SolFocus Scores $52 million to Help Finance European Expansion
Posted in solar energy on September 4, 2007| Leave a Comment »

Silicon Valley solar startup SolFocus has raised $52 million in its latest round, including $27.2 to finance the expansion of its new Madrid-based operation. The Mountain View company, which now has raised a total of $84 million, is developing a concentrator photovoltaic technology that uses mirrors arrayed in panels to focus the sun’s rays on solar cells. One advantage of such a system is that it uses a fraction of expensive silicon to produce solar electricity. Though the startup has yet to bring a product to market, it’s joined other companies in heading to Spain, a hotbed of solar activity due to a "feed-in tariff" that pays operators of solar power plants a guaranteed above-market rate for the electricity they produce. SolFocus is one of three companies working on a 3-megawatt concentrator photovoltaic installation in Castilla, la Mancha, according to the company. Participating in the latest funding round are New Enterprise Associates, Moser Baer India, David Gelbaum, Metasystem Group, NGEN Partners, and Yellowstone Capital.

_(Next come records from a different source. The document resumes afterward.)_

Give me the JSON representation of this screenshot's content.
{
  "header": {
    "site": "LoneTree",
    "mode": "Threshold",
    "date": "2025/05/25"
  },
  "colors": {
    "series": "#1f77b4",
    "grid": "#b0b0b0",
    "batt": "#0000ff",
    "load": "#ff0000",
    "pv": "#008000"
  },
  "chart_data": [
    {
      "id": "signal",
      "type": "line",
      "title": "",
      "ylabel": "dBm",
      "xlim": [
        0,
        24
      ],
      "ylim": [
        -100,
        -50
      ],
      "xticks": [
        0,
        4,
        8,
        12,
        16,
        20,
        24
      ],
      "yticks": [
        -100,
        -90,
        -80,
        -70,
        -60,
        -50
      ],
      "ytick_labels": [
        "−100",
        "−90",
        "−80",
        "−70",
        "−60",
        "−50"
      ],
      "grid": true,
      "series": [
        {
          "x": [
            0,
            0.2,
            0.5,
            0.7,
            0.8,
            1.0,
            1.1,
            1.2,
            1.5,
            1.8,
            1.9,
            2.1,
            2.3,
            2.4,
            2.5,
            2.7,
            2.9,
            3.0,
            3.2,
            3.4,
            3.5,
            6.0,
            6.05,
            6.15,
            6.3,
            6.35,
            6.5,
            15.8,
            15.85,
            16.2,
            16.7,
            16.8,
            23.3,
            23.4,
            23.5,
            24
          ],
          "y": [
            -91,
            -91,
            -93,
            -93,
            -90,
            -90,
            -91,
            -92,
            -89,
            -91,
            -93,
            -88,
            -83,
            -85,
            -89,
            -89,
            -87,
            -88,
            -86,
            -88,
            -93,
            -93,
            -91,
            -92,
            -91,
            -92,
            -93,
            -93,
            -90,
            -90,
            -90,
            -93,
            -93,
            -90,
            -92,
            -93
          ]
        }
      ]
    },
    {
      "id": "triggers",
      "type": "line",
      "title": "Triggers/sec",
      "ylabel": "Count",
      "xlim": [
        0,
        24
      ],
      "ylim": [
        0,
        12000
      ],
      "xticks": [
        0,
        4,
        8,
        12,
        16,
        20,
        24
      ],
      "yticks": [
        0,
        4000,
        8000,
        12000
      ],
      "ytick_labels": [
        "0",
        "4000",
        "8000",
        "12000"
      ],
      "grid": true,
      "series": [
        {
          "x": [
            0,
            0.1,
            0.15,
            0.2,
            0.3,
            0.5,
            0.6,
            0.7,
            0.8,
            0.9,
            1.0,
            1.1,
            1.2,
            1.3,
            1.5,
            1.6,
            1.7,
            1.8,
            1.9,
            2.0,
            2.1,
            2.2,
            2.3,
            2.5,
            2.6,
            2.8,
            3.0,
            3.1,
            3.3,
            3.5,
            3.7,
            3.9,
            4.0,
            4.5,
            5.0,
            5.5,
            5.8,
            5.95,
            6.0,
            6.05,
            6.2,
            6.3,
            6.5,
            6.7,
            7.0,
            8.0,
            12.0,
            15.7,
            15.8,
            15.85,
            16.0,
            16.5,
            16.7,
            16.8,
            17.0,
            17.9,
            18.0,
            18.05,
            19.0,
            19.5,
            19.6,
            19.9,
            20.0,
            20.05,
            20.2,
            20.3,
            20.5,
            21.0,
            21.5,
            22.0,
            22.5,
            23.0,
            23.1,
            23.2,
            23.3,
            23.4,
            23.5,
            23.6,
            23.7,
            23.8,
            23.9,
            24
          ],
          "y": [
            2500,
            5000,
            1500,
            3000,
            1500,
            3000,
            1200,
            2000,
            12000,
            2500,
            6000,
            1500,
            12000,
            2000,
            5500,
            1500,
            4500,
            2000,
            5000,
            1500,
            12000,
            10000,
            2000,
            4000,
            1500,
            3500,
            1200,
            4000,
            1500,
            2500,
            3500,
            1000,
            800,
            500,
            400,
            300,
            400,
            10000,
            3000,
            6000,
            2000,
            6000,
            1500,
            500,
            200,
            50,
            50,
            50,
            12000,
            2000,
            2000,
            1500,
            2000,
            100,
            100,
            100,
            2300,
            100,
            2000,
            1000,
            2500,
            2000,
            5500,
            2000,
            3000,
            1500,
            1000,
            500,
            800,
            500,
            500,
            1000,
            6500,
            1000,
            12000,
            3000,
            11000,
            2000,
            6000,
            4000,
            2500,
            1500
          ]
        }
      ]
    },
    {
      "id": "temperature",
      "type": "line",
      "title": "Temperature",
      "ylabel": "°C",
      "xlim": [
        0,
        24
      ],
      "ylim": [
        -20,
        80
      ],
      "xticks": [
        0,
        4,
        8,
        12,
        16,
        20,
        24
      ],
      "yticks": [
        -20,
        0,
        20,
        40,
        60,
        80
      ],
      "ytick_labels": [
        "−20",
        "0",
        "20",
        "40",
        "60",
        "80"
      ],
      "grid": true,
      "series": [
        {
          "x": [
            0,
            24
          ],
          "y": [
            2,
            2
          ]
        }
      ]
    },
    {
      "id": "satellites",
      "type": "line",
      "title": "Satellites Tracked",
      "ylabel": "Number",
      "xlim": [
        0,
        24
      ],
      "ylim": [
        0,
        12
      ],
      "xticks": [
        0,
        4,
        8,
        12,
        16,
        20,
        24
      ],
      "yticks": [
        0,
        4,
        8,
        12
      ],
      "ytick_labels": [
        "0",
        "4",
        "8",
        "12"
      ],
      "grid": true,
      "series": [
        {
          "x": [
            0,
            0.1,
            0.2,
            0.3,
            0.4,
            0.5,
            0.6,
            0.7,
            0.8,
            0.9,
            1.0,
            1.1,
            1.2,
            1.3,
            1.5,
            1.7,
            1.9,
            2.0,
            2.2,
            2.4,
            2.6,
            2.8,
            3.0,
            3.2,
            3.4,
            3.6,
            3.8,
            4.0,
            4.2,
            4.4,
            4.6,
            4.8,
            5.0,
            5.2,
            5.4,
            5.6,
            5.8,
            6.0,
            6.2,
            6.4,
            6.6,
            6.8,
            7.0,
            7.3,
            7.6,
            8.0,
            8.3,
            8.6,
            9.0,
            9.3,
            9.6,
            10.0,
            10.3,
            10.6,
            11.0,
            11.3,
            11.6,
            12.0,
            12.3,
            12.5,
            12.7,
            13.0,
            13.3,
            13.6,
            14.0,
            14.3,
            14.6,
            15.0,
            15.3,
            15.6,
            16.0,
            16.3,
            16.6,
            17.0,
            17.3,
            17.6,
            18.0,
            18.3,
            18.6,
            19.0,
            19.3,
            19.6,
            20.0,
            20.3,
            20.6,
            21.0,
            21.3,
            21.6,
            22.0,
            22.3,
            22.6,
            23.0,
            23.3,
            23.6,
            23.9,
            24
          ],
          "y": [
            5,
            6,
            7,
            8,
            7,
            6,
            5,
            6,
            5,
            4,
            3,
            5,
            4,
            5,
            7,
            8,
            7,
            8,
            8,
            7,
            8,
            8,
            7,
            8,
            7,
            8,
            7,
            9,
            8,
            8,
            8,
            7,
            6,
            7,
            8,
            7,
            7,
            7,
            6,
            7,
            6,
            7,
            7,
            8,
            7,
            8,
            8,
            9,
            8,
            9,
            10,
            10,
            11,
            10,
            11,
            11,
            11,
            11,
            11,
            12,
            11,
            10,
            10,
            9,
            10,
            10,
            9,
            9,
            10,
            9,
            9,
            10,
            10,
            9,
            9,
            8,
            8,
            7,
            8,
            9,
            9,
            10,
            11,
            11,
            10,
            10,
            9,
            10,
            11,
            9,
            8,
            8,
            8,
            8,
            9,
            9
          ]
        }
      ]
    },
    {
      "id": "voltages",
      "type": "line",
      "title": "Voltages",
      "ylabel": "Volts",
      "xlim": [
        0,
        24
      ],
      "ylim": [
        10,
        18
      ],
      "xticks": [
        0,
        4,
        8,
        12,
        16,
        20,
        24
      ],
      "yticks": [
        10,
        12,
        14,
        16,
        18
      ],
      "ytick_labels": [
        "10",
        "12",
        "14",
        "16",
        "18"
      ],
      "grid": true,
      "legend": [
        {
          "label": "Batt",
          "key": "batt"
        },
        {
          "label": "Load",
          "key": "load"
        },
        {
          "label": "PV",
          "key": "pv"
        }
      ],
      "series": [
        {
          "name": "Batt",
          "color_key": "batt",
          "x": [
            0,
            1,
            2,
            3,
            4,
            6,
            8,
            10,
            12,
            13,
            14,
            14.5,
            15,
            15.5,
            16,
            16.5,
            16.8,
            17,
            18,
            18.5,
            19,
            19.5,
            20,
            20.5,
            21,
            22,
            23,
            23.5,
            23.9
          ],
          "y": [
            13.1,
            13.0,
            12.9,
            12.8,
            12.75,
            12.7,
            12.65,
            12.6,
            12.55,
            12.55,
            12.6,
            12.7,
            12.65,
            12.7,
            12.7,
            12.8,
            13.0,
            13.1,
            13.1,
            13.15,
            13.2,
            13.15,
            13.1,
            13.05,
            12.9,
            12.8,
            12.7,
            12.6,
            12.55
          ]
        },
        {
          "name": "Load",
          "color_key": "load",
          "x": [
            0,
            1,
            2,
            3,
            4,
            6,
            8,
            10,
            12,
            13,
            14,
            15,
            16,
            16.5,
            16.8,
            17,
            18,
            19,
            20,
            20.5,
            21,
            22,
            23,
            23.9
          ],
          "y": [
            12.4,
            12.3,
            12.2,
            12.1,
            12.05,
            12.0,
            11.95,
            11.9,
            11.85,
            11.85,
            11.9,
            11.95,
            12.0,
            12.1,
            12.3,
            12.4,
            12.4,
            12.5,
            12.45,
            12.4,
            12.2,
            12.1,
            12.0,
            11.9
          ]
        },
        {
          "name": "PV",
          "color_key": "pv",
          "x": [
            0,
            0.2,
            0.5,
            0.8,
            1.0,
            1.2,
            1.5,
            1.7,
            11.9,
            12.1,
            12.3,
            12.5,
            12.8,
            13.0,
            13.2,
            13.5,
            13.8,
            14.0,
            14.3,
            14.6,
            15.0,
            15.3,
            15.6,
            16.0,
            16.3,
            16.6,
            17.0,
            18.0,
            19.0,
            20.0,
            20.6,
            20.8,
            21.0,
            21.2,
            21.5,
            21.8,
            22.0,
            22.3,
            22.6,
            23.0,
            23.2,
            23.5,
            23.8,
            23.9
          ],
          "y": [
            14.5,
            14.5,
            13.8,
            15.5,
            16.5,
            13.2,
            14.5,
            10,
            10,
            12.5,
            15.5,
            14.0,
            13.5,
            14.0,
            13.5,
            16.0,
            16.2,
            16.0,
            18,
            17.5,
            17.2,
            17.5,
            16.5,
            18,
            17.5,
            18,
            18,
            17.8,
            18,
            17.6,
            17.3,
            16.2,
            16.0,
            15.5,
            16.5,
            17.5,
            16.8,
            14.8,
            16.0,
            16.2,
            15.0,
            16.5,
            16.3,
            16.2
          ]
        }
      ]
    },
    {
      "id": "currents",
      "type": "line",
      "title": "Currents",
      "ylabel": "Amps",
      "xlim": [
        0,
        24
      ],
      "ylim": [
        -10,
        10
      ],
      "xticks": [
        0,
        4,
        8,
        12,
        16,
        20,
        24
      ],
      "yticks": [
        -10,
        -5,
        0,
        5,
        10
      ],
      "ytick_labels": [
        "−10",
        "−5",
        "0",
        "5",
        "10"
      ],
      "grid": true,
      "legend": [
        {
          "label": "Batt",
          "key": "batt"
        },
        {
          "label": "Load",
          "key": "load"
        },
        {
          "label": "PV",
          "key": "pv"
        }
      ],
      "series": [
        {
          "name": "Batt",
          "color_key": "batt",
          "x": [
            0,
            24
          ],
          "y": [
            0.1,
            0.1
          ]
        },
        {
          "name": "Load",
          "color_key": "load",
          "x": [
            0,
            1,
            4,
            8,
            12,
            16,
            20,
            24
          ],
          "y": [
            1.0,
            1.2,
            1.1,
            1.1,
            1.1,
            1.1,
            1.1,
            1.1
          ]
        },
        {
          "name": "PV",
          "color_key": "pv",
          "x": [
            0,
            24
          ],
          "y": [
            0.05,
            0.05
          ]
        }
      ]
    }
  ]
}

In other solar news, former SolFocus director of field operations Stephen Smith is going to San Francisco solar startup GreenVolts to be its director of project operations. GreenVolts, which is developing concentrator photovoltaic power plants, also said it hired an Intel veteran, Joseph “Chip” Krauskopf, as chief operating officer. Meanwhile, SunPower (SPWR) announced today that it is moving into the Italian market, selling solar systems for residential, commercial and power plant installations.